Thesis Address paper video
The left sidebar can import data, or open and previous saved results. The right side shows all the logs, so you can easily go back to the previous state, the upper part of the main area of the view is the data, and the lower half is the cluster view.
INTRODUCTION
Data clustering is a very effective tool for processing untagged data, high-dimensional data. It is difficult to determine the best clustering methods and parameters in the clustering algorithm, and the help of the visual system is needed. Clustrophile 2, a new interactive tool for guiding cluster analysis, guides users through clustering-based exploratory analysis, adjusts user feedback to improve clustering effects, and helps to quickly infer differences between clusters.
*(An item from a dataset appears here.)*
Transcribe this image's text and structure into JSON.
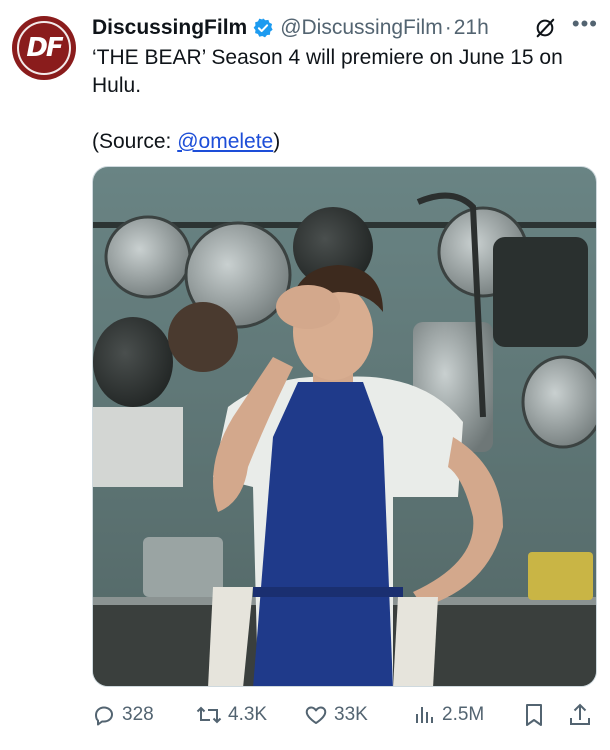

To this end, Clustrophile 2 offers a novel feature, clustering Tour, to help users select clustering parameters and assess gaps with current analysis goals and user expectations. We evaluated the system through the user study of 12 data scientists. The results show that Clustrophile 2 improves the speed and effectiveness of exploratory clustering analysis between experts and non-experts.
DESIGN CRITERIA
Clustrophile 2 summarizes the 9 design criteria:
Show variation within clusters (quick display clustering effect), allow quick iteration over parameters (real-time update parameters), represent clustering instances Co mpactly (Multi-view display), facilitate interpretable naming (data cluster rename and detach), supported analysis of large datasets (large data support), supporting Reasoning about clusters and clustering instances (supports inference and evaluation of clustering results), Promote multiscale Exploration (Multiscale exploration clustering), Keep a Stateful representation of the present analysis (save current exploration state), Guide users in clustering analysis (user clustering).
In this paper, the author describes the contribution of this article:
On the basis of clustrophile system, we add rich clustering algorithm, parameter, Evaluation index and visualization tool.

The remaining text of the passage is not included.